Driving a resistive load with a square wave at a particular voltage will deliver twice as much power as driving a resistive load with a sine wave of the same peak voltage. A speaker, however, does not represent a resistive load; the current required to change a speaker's position quickly is much greater than what's required to change its position slowly. To displace air with a perfect square wave would require an infinite amount of power(*). In practice, trying to drive a speaker with a perfect square wave will result in air motion which is not a perfect square wave. While the actual observed behavior will vary depending upon the type of speaker one is trying to drive, driving a speaker with a square wave of a certain peak voltage will take a lot more power than driving it with a sine wave of the same voltage and frequency, and in general the closer the speaker is able to get to a perfect square wave, the more power will be consumed in the attempt.

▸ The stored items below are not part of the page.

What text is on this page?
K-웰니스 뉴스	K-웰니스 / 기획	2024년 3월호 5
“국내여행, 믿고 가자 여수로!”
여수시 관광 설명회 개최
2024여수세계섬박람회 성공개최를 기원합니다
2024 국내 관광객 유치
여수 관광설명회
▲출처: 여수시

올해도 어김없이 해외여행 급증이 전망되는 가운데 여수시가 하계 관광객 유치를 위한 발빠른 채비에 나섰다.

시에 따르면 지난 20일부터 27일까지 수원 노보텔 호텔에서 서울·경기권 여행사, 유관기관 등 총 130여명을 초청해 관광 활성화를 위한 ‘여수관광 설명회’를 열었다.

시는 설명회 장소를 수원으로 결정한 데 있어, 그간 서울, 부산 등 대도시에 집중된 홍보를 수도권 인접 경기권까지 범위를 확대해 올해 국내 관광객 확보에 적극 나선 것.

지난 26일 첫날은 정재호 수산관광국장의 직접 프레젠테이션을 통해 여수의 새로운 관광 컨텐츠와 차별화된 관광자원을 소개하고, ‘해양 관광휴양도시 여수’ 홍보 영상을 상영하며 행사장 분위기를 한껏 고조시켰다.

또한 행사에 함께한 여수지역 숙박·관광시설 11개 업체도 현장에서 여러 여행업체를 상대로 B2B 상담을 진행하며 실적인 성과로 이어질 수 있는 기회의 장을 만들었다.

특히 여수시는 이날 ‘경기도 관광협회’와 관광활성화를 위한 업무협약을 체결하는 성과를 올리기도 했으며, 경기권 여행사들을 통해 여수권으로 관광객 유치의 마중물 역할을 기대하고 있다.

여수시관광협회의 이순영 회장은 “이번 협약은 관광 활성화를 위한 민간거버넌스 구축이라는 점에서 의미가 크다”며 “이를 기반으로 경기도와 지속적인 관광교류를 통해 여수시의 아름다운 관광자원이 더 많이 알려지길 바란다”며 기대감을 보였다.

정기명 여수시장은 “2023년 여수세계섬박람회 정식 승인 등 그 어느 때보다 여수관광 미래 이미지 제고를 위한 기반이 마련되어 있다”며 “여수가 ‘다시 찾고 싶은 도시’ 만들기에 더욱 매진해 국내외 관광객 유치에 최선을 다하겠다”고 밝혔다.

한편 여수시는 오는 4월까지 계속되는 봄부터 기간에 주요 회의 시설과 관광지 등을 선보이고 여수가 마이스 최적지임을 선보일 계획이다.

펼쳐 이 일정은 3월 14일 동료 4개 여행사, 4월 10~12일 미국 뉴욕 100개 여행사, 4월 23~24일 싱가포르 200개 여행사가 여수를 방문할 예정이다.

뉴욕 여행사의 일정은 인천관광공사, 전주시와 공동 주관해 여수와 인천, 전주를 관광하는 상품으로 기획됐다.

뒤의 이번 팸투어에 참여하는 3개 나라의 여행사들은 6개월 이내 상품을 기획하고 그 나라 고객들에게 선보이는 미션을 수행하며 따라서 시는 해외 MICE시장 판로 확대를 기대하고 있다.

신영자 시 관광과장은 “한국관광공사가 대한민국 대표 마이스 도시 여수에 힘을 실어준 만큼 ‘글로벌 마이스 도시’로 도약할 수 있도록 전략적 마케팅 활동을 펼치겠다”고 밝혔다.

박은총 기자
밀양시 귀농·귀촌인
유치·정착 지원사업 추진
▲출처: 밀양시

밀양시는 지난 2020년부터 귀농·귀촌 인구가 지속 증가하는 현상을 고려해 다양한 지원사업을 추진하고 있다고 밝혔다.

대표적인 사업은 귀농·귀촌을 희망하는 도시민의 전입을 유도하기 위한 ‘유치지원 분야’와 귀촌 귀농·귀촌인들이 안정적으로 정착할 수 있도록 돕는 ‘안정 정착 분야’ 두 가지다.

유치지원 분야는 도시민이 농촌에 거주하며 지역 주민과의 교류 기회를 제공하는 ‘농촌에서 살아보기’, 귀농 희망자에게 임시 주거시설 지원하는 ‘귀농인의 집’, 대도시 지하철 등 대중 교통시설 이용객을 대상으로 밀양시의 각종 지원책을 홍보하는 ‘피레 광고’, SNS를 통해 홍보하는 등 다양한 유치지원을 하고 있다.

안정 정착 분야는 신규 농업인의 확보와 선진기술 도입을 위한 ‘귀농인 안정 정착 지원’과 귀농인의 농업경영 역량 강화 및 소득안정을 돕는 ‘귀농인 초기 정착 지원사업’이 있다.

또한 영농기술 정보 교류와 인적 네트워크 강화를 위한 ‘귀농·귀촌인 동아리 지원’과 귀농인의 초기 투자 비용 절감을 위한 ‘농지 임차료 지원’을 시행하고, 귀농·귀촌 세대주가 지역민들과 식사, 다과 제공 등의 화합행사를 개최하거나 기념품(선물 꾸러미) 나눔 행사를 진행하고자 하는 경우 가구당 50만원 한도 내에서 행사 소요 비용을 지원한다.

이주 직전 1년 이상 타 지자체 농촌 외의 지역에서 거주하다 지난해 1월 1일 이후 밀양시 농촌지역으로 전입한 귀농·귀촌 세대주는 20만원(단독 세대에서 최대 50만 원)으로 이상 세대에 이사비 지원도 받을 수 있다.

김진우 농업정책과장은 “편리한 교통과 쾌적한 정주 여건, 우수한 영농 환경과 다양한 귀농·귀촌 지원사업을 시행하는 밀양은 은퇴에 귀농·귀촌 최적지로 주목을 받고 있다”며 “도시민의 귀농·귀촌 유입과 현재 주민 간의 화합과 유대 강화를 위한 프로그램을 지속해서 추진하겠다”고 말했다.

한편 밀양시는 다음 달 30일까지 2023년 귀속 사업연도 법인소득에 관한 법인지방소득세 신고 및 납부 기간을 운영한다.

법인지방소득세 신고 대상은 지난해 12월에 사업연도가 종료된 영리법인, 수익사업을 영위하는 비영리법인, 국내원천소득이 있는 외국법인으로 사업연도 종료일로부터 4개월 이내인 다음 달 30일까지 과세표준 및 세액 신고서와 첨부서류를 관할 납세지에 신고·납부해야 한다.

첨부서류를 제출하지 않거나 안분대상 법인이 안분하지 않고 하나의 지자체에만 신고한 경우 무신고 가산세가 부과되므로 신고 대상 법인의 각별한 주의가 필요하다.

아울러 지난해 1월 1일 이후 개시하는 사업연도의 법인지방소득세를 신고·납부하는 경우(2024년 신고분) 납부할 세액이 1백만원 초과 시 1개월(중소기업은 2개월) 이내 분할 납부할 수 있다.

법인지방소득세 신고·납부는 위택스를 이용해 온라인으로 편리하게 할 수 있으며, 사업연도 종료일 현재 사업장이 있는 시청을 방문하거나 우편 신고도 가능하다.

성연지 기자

(*) If air were a lossless medium, it would be possible to recover all the energy one put into the air that echos back before it is removed by something else; the power one one would have to put in would thus equal the power that other things took out. In practice, though, the closer to a square wave one tries to get, the greater the losses. Instantaneously moving air would require moving it with infinite force against a finite distance; a speaker would be unable to recapture much of that energy. Indeed, because of the speaker's electrical resistance stopping the speaker quickly would likely require pushing more energy into the speaker, rather than passively recovering energy from it.
If one's objective is to achieve the maximum perceived with a given available voltage, using a square wave or sawtooth wave would be a good way to do that. If the objective is to receive the maximum perceived loudness for a given amount of power consumed, other waveforms may be better (which waveforms are best depends upon the designs of the speaker and the driver circuit).